Maara // Ultimate Reward

It’s refreshing, if not exactly surprising, to know you can still stumble across a label in 2021 and get that tingling feeling of discovering something fully formed. NAFF had escaped me up until now, and it was a buzz to discover a back catalogue with a bold, ear-snagging identity and a notably high benchmark for quality. The label was on a throwback early 90s steer when it started out three years go, juggling deepest house and smatterings of trancey throb with a certain presence and charm that keeps it on the right side of a very fine line. But in a short space of time a much wilder character has emerged, not least in the deliciously produced, braindance-minded albums from label founders Ex-Terrestrial and Priori. Add a stunning, smudged-out dub techno excursion from URA into last year’s overlooked gems, and the Canadian label has quietly edged itself into a space as one of the freshest outposts for dazzling, inventive electronics.

Following on the heels of Ambien Baby’s deadly, jungle-techno oriented Mind Kiss EP, the label maintains a lean towards faster club tracks. This is Montreal-based producer Maara’s first release, and it demands your attention from the off. The trippy sensibility that typifies a lot of NAFF output is still present, even as ‘Ultimate Reward’ canters along at 140 with a pervasively dark demeanour. Wigged-out slithers of sound dart around the linear thrust of the track, but they’re tastefully placed to add to the mystery rather than divert from it.
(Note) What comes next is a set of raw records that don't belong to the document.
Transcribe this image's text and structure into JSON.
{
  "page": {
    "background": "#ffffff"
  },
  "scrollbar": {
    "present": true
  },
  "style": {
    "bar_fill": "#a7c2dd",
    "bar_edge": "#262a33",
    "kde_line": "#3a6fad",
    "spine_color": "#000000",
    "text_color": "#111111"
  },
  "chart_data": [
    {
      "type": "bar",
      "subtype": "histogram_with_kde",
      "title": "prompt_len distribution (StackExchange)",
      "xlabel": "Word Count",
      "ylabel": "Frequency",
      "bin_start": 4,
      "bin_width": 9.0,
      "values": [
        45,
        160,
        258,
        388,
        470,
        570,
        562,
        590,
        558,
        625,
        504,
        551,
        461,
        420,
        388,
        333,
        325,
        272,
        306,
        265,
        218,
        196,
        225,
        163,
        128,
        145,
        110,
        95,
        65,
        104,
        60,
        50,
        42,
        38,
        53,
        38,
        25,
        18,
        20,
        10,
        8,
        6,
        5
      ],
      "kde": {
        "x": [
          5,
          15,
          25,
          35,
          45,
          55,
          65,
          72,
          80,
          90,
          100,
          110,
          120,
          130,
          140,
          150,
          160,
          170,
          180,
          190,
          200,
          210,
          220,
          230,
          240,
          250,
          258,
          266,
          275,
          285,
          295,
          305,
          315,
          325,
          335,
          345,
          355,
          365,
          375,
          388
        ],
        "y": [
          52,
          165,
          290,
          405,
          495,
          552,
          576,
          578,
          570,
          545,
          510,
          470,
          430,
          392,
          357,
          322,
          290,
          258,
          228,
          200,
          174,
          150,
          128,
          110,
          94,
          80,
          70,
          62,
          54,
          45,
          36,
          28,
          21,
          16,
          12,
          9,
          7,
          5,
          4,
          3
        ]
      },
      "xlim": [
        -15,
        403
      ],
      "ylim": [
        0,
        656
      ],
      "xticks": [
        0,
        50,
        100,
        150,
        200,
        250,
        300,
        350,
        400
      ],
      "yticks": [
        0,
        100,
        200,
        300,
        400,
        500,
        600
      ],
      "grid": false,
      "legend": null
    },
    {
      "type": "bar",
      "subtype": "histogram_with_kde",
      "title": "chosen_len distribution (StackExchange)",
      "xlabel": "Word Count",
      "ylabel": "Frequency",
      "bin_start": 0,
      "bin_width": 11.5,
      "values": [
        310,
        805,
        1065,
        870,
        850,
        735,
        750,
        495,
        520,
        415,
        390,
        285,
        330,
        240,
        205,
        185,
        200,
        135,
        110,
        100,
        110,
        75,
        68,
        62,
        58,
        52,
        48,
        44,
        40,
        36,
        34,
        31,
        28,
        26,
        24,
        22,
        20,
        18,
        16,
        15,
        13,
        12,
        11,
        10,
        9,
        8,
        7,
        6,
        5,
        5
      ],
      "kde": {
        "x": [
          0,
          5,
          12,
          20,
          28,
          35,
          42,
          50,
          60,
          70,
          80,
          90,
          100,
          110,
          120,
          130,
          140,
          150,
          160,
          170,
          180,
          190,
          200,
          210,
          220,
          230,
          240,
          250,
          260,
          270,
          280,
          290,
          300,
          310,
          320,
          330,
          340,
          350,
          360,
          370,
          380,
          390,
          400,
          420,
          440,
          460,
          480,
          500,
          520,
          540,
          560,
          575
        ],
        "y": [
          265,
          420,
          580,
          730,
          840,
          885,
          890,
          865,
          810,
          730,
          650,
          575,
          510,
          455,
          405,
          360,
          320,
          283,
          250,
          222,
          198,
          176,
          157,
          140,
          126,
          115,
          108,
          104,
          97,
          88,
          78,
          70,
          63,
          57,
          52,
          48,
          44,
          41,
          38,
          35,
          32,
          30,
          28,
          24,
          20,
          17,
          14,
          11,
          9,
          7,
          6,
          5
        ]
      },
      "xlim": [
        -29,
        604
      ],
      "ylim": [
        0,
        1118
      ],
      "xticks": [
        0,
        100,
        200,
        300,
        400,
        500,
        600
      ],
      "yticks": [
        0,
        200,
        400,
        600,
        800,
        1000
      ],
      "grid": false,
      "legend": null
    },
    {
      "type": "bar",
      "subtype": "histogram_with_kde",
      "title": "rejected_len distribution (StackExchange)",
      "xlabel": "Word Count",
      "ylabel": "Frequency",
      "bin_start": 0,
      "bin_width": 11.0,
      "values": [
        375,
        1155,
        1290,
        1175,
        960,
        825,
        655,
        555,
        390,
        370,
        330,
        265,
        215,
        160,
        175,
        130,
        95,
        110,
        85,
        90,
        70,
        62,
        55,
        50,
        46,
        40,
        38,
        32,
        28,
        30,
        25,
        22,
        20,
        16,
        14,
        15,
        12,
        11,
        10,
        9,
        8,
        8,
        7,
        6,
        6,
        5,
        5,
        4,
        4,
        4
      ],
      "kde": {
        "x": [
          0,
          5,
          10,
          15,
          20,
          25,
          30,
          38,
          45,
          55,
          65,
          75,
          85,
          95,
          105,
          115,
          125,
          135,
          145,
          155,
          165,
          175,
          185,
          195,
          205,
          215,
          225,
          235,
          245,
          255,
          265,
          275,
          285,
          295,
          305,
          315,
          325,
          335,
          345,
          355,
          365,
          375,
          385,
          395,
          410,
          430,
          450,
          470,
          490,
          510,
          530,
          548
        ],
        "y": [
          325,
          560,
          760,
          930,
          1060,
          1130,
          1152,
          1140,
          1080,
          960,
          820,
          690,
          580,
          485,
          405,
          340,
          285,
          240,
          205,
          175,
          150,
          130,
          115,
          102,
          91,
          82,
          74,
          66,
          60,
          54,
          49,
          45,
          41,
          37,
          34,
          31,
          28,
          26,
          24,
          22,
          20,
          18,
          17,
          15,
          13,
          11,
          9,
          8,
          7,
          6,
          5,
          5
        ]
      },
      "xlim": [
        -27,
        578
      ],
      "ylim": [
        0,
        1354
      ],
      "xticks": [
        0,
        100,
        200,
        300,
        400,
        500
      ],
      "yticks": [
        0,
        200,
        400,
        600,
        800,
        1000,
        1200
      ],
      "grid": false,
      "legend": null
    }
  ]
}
There’s a hi-tech polish to the production throughout, in stark opposition to trendy distortion and arch lo-fi – not that there’s anything wrong with that, of course. ‘Der She Goes’ shimmers with the kind of glossy sound field you’d associate more with psytrance – hyper produced and engineered to the nth degree. The difference here is the polish is applied to compositions dealing in left of centre club gear and richly rendered electronica, and it sounds incredible. It’s dubby and moody, populated by breathless sprites floating in the mix, and made with a soundsystem ethic for heads down dancers. But it’s also totally upfront and made to be noticed, and therein lies the charm of Maara’s knockout debut.